Picture: ISTOCK
Picture: ISTOCK

Basil Read has posted its biggest annual loss as confidence in SA’s construction sector ebbed to a record low in the first quarter of calendar 2018.

A net loss of R1bn for the year to December 2017 from a net loss of R89.5m in 2016 resulted in auditors PwC flagging material uncertainty about the firm’s ability to continue as a going concern. The operating loss was R743m from a profit of R63.7m in 2016.

But the group’s order book crept up to R12.6bn from R12.3bn in 2016. However, Jason Muscat, senior economic analyst at FNB Economics, said earlier this week it was likely the construction sector would remain pressured in 2018.

Basil Read CEO Khathutshelo Mapasa said on Wednesday the firm was fighting back and trimming its road-building operations in a highly competitive market to focus more on mining projects, mixed housing developments and selected civil construction work. “We are not preparing results as if we are going into business rescue or liquidation,” Mapasa said.
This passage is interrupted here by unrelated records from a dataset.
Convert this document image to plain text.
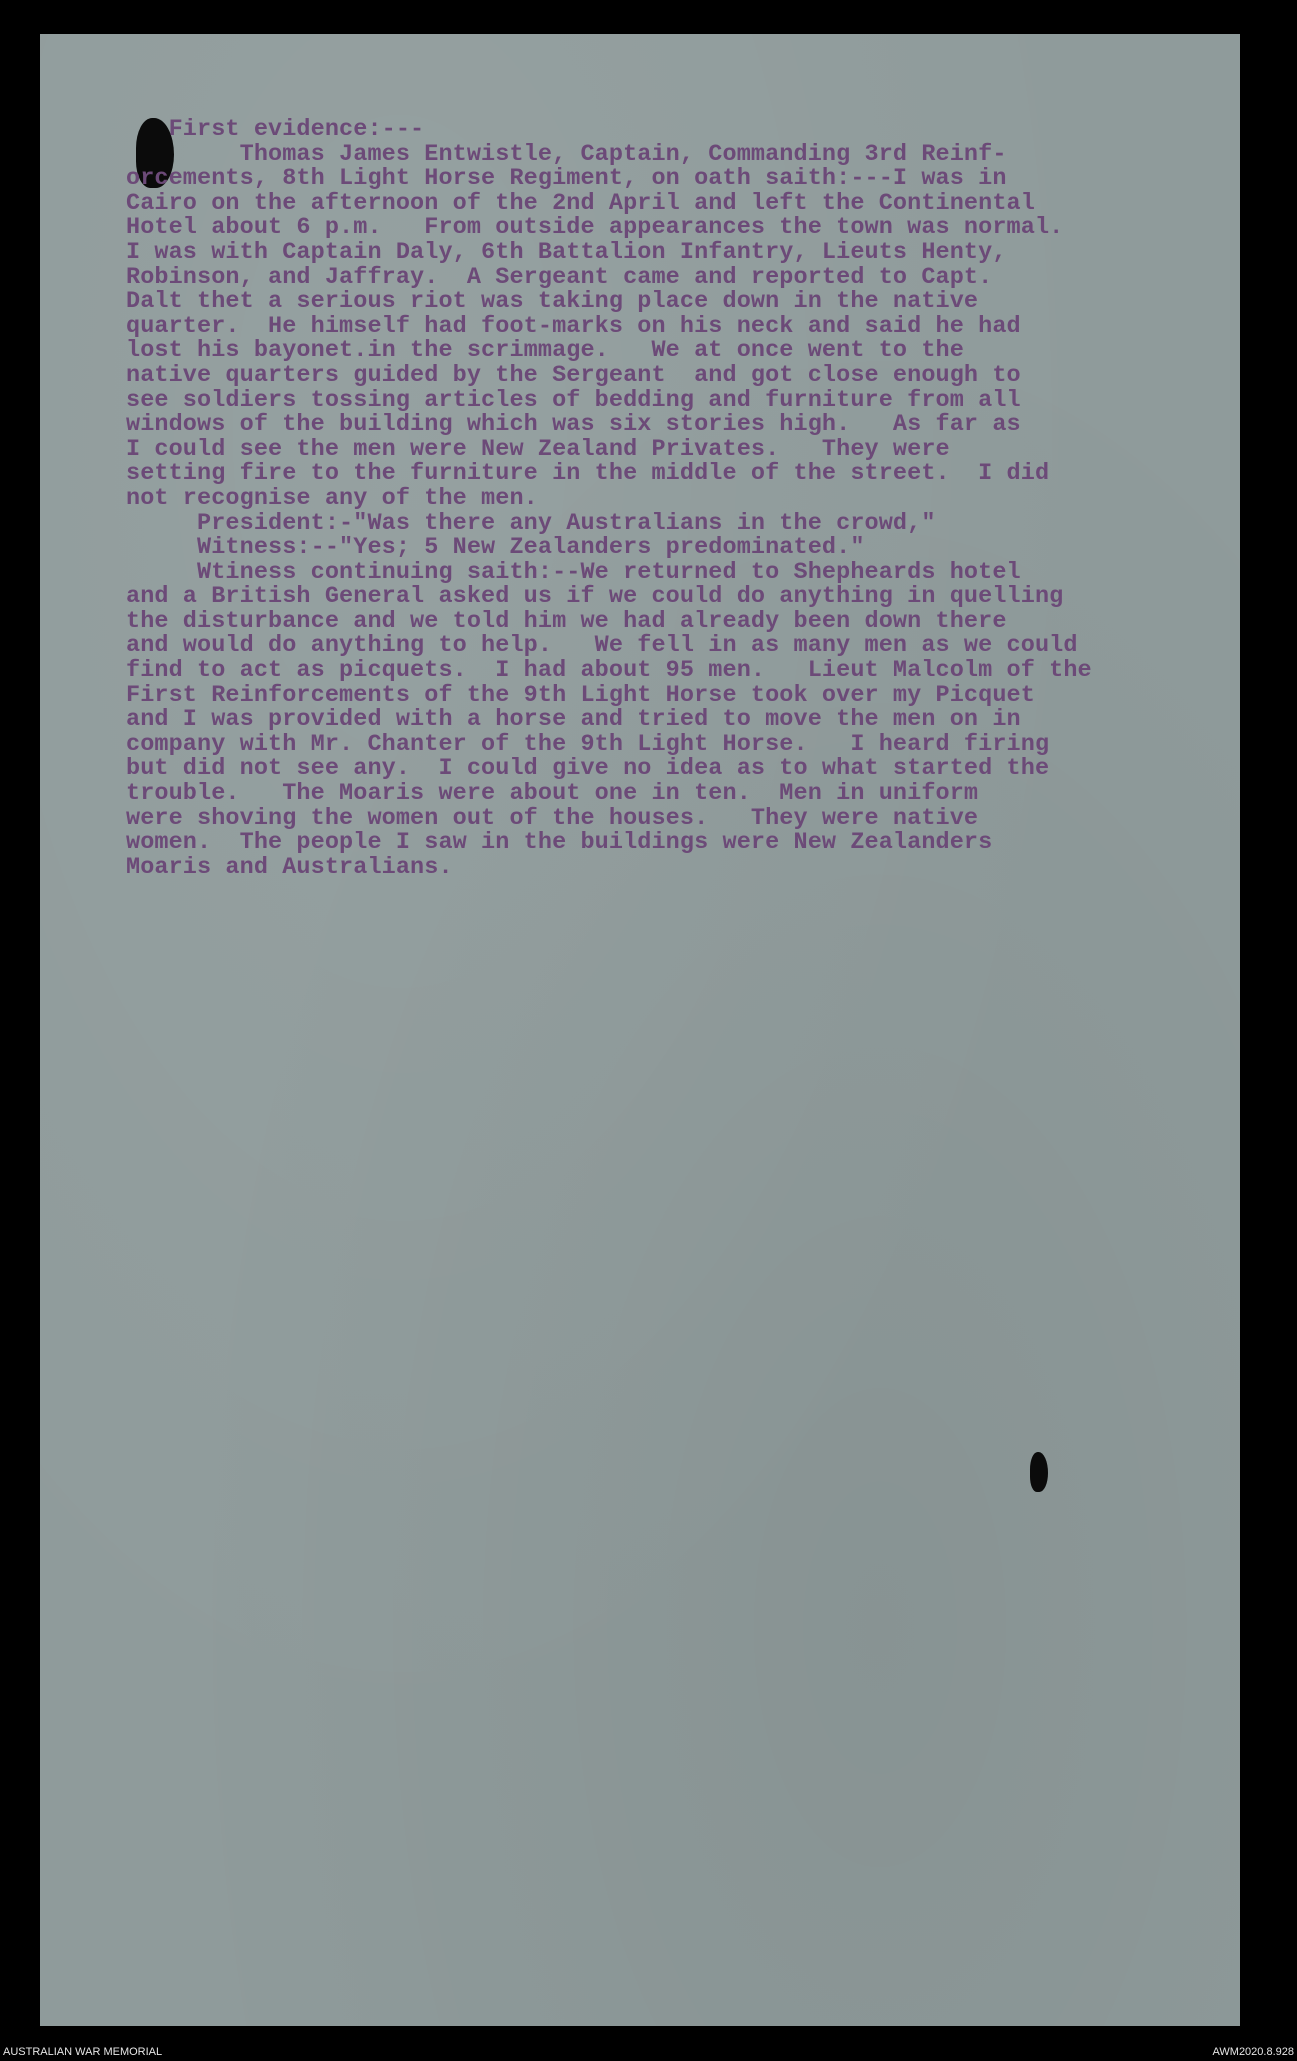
First evidence:---
Thomas James Entwistle, Captain, Commanding 3rd Reinf-
orcements, 8th Light Horse Regiment, on oath saith:---I was in
Cairo on the afternoon of the 2nd April and left the Continental
Hotel about 6 p.m.   From outside appearances the town was normal.
I was with Captain Daly, 6th Battalion Infantry, Lieuts Henty,
Robinson, and Jaffray.  A Sergeant came and reported to Capt.
Dalt thet a serious riot was taking place down in the native
quarter.  He himself had foot-marks on his neck and said he had
lost his bayonet.in the scrimmage.   We at once went to the
native quarters guided by the Sergeant  and got close enough to
see soldiers tossing articles of bedding and furniture from all
windows of the building which was six stories high.   As far as
I could see the men were New Zealand Privates.   They were
setting fire to the furniture in the middle of the street.  I did
not recognise any of the men.
President:-"Was there any Australians in the crowd,"
Witness:--"Yes; 5 New Zealanders predominated."
Wtiness continuing saith:--We returned to Shepheards hotel
and a British General asked us if we could do anything in quelling
the disturbance and we told him we had already been down there
and would do anything to help.   We fell in as many men as we could
find to act as picquets.  I had about 95 men.   Lieut Malcolm of the
First Reinforcements of the 9th Light Horse took over my Picquet
and I was provided with a horse and tried to move the men on in
company with Mr. Chanter of the 9th Light Horse.   I heard firing
but did not see any.  I could give no idea as to what started the
trouble.   The Moaris were about one in ten.  Men in uniform
were shoving the women out of the houses.   They were native
women.  The people I saw in the buildings were New Zealanders
Moaris and Australians.
AUSTRALIAN WAR MEMORIAL	AWM2020.8.928
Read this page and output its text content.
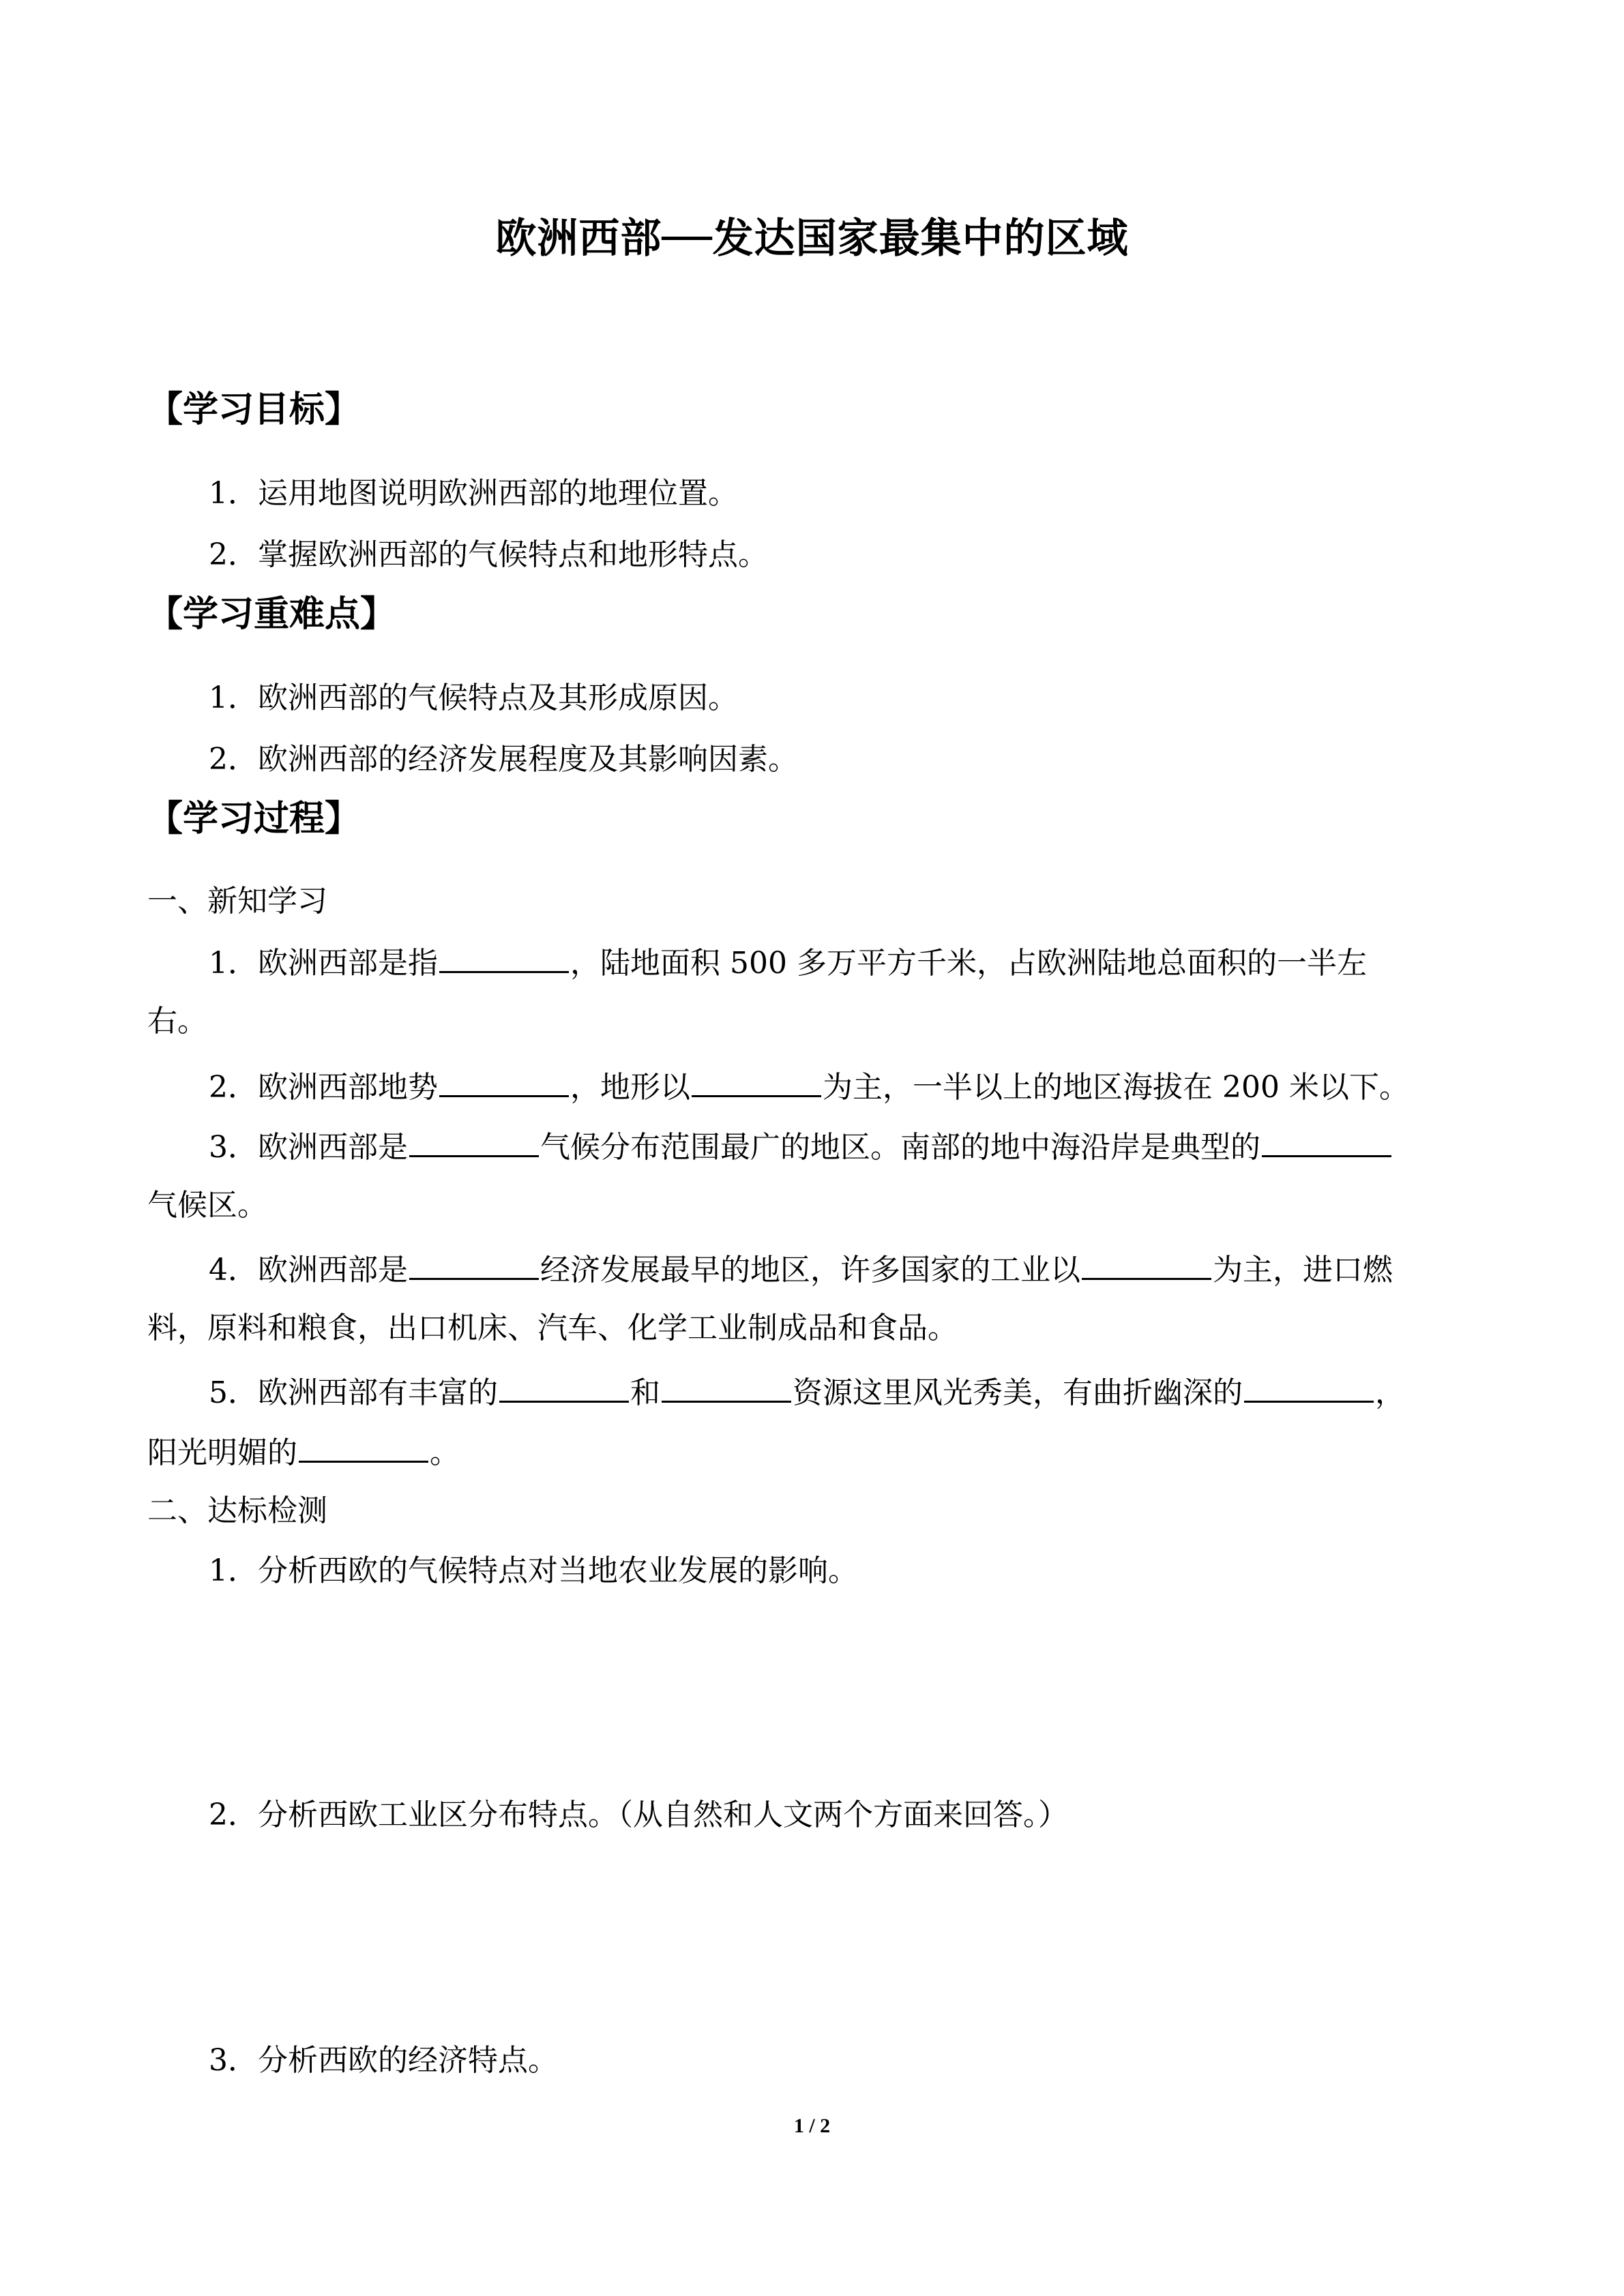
欧洲西部──发达国家最集中的区域
【学习目标】
1．运用地图说明欧洲西部的地理位置。
2．掌握欧洲西部的气候特点和地形特点。
【学习重难点】
1．欧洲西部的气候特点及其形成原因。
2．欧洲西部的经济发展程度及其影响因素。
【学习过程】
一、新知学习
1．欧洲西部是指	，陆地面积 500 多万平方千米，占欧洲陆地总面积的一半左
右。
2．欧洲西部地势	，地形以	为主，一半以上的地区海拔在 200 米以下。
3．欧洲西部是	气候分布范围最广的地区。南部的地中海沿岸是典型的
气候区。
4．欧洲西部是	经济发展最早的地区，许多国家的工业以	为主，进口燃
料，原料和粮食，出口机床、汽车、化学工业制成品和食品。
5．欧洲西部有丰富的	和	资源这里风光秀美，有曲折幽深的	，
阳光明媚的	。
二、达标检测
1．分析西欧的气候特点对当地农业发展的影响。
2．分析西欧工业区分布特点。（从自然和人文两个方面来回答。）
3．分析西欧的经济特点。
1 / 2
He said mining and housing development had consistently delivered profits at a time diminished spending by the South African National Roads Agency and a fiercely competitive tendering environment had reduced prospects in roads.

About R620m of R1bn in headline losses came from onerous contracts, impairment of goodwill and a reversal of deferred tax assets amid a write down of debtors and development land. At year-end, the group’s current liabilities of R2.1bn exceeded current assets of R1.4bn and group cash had fallen to R126.4m. This had negatively affected the execution of projects, resulting in penalties.

But Mapasa said initiatives had been implemented to allay these pressures, including a debt standstill agreement with funders and guarantors, the sale of non-core assets, a renegotiation of funding terms, and the raising of new capital. Meanwhile, Basil Read had repaid bridge funding of R150m from the Industrial Development Corporation and had secured new mining projects that were expected to yield good margins.

Bernard Swanepoel, former CEO of Harmony Gold, was appointed as nonexecutive director in February 2018.

Civil engineering and building projects were executed primarily for public sector clients. Mapasa said the government had reached its limit on infrastructure spending. To reduce exposure to lower-margin projects, Basil Read had concluded a R300m rights offer in February 2018. It said this showed strong shareholder support for the firm’s revised turnaround plans.